Au bruit de la révolution de 1830, Bernard voulut revenir dans sa patrie. Il avait terminé tous les projets qui devaient entrer dans cet immense système de défense et de communications commerciales, et dépensé déjà plus de cent millions pour leur exécution. La France ne tarda pas à le revoir, toujours aussi modeste, aussi pauvre, aussi ardent à la servir. Nul homme, hélas ! ne devine toute sa destinée: Bernard, en retrouvant cette patrie qui lui était si chère, était loin de prévoir les sacrifices si nombreux qu'elle lui demanderait, et sur quel champ de bataille il aurait à épuiser pour elle son dernier souffle de vie. Sous l'empire, un naturel tel que le sien n'avait pu trouver à s'accomplir. Réduit à vivre pour ainsi dire hors de ses convictions et de tous les penchans de son ame, il s'absorbait dans cette gloire dont la plus grande nation du monde s'enivrait elle-même tous les jours; sous la restauration, tout en appréciant les institutions dont la France jouissait pour la première fois et qui donnaient déjà tant de garanties à cette liberté, cette justice distributive, double objet de son culte, Bernard ne s'accoutumait pas aux circonstances qui l'avaient entourée, et protestait toujours au fond de son ame contre l'invasion étrangère.

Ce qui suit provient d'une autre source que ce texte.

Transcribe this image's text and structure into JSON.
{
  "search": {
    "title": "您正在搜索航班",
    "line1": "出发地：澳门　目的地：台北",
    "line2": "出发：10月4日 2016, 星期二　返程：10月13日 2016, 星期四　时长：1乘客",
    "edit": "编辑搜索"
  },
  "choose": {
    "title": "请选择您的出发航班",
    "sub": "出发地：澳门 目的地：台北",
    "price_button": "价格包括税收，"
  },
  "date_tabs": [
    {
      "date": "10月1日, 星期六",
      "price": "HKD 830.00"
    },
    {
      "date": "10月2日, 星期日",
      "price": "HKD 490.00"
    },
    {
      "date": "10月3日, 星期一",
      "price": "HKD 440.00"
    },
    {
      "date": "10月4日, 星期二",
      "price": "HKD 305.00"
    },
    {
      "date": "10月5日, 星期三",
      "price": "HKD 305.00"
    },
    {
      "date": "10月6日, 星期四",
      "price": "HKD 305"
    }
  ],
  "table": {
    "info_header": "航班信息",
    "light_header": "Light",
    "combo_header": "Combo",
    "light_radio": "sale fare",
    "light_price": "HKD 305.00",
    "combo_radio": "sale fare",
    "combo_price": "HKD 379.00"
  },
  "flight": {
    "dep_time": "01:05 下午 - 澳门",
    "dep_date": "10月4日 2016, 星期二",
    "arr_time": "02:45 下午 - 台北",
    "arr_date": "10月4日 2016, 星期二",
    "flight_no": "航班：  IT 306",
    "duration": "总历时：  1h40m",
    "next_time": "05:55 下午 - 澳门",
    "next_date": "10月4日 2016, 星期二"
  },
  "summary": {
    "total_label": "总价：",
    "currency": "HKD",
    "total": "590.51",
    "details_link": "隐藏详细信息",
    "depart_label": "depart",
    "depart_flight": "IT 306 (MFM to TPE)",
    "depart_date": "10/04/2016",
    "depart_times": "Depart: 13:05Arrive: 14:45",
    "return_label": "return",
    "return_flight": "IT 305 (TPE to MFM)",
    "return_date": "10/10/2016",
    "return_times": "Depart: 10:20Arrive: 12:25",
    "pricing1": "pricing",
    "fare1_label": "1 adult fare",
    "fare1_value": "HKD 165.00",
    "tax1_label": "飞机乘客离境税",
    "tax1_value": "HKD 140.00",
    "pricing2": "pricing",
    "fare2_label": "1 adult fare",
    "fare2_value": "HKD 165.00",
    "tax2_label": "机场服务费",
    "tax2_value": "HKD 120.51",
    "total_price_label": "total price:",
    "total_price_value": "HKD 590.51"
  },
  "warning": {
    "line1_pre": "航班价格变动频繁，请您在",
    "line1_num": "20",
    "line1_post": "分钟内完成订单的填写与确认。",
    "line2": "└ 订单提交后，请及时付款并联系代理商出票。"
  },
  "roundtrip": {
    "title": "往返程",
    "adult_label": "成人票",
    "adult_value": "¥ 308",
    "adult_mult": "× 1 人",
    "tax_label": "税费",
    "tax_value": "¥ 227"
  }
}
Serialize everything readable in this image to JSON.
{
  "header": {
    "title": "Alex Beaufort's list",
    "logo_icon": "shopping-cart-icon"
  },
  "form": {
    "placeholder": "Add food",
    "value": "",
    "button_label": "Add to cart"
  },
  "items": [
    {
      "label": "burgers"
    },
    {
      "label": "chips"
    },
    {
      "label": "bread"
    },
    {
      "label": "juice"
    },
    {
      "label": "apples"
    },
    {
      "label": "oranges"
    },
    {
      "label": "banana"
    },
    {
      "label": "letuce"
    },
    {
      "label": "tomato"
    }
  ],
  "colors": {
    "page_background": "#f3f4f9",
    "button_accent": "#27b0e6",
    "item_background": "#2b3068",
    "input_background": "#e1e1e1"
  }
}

Le mouvement national de 1830 avait répondu à tous ses vœux, et placé sur le trône un prince qui appelait à lui tous les hommes dont le pays était glorieux. Le roi le nomma son aide-de-camp. Cette fois Bernard trouvait le commandement allié à la bonté, et sous la pourpre royale toutes les vertus privées et domestiques. Jamais sa sincérité et son indépendance ne s'étaient senties aussi à l'aise dans l'accomplissement de ses devoirs. Élevé au grade suprême de lieutenant-général du génie, il se croyait au port, et espérait passer sa vie dans les travaux qui l'avaient remplie, lorsque cette main invisible qui fait notre sort le saisit et le jeta dans une carrière dont une ame comme la sienne ne pouvait pas plus pressentir les angoisses, les amertumes, que comprendre les vaines jouissances qui la font tant envier. Le 6 septembre 1836, le Moniteur annonça à l'armée, à la France, que le roi avait nommé le général Bernard son ministre de la guerre. Il avait refusé long-temps et résisté

à de vives instances. Ne croyez pas toutefois qu'il reculât devant les difficultés qui attendaient la nouvelle administration, ou qu'il ait hésité devant l'injustice ou la violence des partis : non, messieurs, ses goûts, ses habitudes, une défiance inépuisable de lui-même, l'éloignaient seuls d'une position aussi élevée; mais s'il eût prévu les orages que nous étions destinés à braver ensemble, il m'eût serré la main, j'en suis sûr, au premier mot, et serait venu bien vite s'asseoir à mes côtés. Le 15 avril n'avait pu nous séparer; le nouveau cabinet ne devait inspirer au général Bernard que de vives sympathies; il venait tenter la réconciliation des partis, ou plutôt le rapprochement de ces nuances d'opinion qui ne s'étaient séparées que pour des motifs où les convictions, les principes avaient trop peu de part. L'amnistie ouvrit sa carrière; de bons esprits s'effrayèrent de ce grand acte, quelques mauvaises passions s'en applaudirent. Le préambule de l'amnistie ne laissait cependant aucun doute sur les pensées qui l'avaient inspirée.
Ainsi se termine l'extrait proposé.